The nematode Caenorhabditis elegans can enter the dauer diapause stage under conditions of high population density and limited food (Golden and Riddle 1984). In the soil, dauer larvae disperse to a fresh environment and resume development to the reproductive adult. Molecular genetic analyses have shown that the nervous system responds to environmental stimuli to regulate larval development via transforming growth factor (TGF)–β (Ren et al. 1996), cyclic guanosine monophosphate (cGMP) (Birnby et al. 2000), and insulin-like (Kimura et al. 1997) signaling pathways, which, in turn, act on a nuclear receptor (Antebi et al. 2000) to control dauer versus nondauer morphogenesis (Riddle and Albert 1997). Dauer larvae are long lived and resistant to environmental stress (Klass and Hirsh 1976). Mutations that reduce insulin-like signaling promote both dauer diapause and adult longevity (Kimura et al. 1997; Gems et al. 1998). As a step toward understanding the unique physiology of the long-lived dauer state, we compared the overall gene expression profiles of dauer larvae and nondauer, growing (mixed-stage) populations. Serial analysis of gene expression (SAGE) (Velculescu et al. 1995) was used to comprehensively survey the transcriptomes of the two populations and to search for previously unidentified transcripts. SAGE allows the detailed profiling of mRNA populations through the isolation of unique sequence tags from individual transcripts, typically 14 nucleotides in length. Detection and enumeration of the tags is conducted by the concatenation of the tags and the subsequent sequencing of concatemer clones. In the case of C. elegans, the identification of the cellular transcripts from the SAGE tag is aided greatly through the availability of a sequenced and annotated genome.
RESULTS AND DISCUSSION
Considering the arrested state of development, we suspected that the dauer transcriptome would not be complex.

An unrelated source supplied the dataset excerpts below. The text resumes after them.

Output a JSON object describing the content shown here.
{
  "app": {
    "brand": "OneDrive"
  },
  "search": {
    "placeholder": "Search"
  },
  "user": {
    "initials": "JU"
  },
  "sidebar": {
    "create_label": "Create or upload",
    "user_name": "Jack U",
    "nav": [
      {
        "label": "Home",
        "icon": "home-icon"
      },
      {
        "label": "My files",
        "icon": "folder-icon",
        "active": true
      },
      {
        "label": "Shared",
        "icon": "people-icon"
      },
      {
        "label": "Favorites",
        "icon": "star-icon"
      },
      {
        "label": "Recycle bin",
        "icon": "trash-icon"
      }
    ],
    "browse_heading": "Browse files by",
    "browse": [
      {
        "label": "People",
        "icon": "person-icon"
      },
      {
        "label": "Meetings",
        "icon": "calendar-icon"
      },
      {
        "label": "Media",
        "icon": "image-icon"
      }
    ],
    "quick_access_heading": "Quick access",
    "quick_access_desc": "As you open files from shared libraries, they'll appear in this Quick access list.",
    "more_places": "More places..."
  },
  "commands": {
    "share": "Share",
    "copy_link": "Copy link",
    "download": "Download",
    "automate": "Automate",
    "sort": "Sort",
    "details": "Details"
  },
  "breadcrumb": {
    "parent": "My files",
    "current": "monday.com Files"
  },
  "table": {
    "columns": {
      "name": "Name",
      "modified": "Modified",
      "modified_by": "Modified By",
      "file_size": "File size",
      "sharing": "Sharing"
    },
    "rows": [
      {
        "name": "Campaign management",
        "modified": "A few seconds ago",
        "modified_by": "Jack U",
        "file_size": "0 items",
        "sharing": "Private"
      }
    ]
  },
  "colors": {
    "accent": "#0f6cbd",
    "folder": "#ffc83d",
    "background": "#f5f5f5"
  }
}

Transcription rates in the dauer stage previously were estimated to be approximately six- to seven-fold reduced relative to growing larvae (Dalley and Golomb 1992). Surprisingly, SAGE tags for 8449 transcripts were detected in the dauer stage. In total, SAGE tags were identified for 11,130 (58.8%) of the 18,931 C. elegans transcripts predicted to contain theNlaIII (CATG) restriction site required for detection by using the SAGE technology. Of these, 29.2% of the transcripts were identified by tags observed only once (singletons). Two thousand sixteen (18.1%) of the detected transcripts were found only in the dauer stage and 2681 (24.1%) only in the mixed stages, although many of these transcripts were detected at low levels. Dauer (358) and nondauer (533) -specific transcripts were detected at significance ofP ≤ 0.05. The dauer-specific genes (many of which encode novel proteins) are candidates for specifying functions associated with efficient life maintenance and longevity. The overall abundance of SAGE tags is shown in Figure1. Of the transcripts detected, 5765 (51%) previously had been confirmed by expressed sequence tag (EST) data (Kohara 1996).

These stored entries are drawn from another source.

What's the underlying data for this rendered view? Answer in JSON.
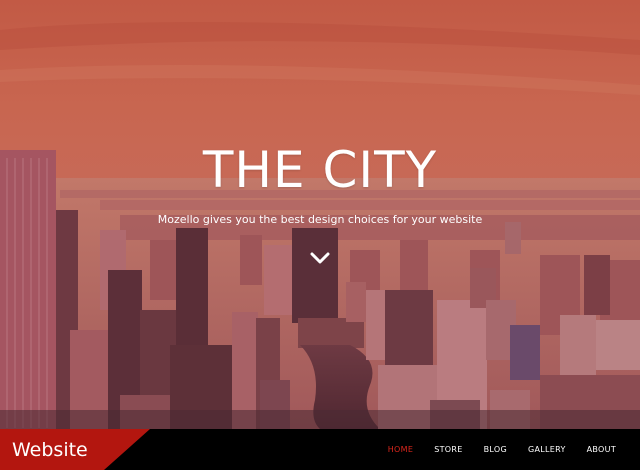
{
  "hero": {
    "title": "THE CITY",
    "subtitle": "Mozello gives you the best design choices for your website",
    "overlay_color": "#b8483f"
  },
  "header": {
    "brand": "Website",
    "brand_color": "#b3160f"
  },
  "nav": {
    "items": [
      {
        "label": "HOME",
        "active": true
      },
      {
        "label": "STORE",
        "active": false
      },
      {
        "label": "BLOG",
        "active": false
      },
      {
        "label": "GALLERY",
        "active": false
      },
      {
        "label": "ABOUT",
        "active": false
      }
    ],
    "active_color": "#d9261c"
  },
  "icons": {
    "scroll": "chevron-down-icon"
  }
}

Expression profile comparing relative expression in dauer and mixed stages. Singleton tags were excluded. (blue) Tags for which no significant expression difference is observed; (green) significance is 95%–99%; (red) significance >99% confidence, as determined by the G test (Sokal and Rohlf 1995). The z-axis represents the number of transcripts with a specific mixed/dauer tag ratio.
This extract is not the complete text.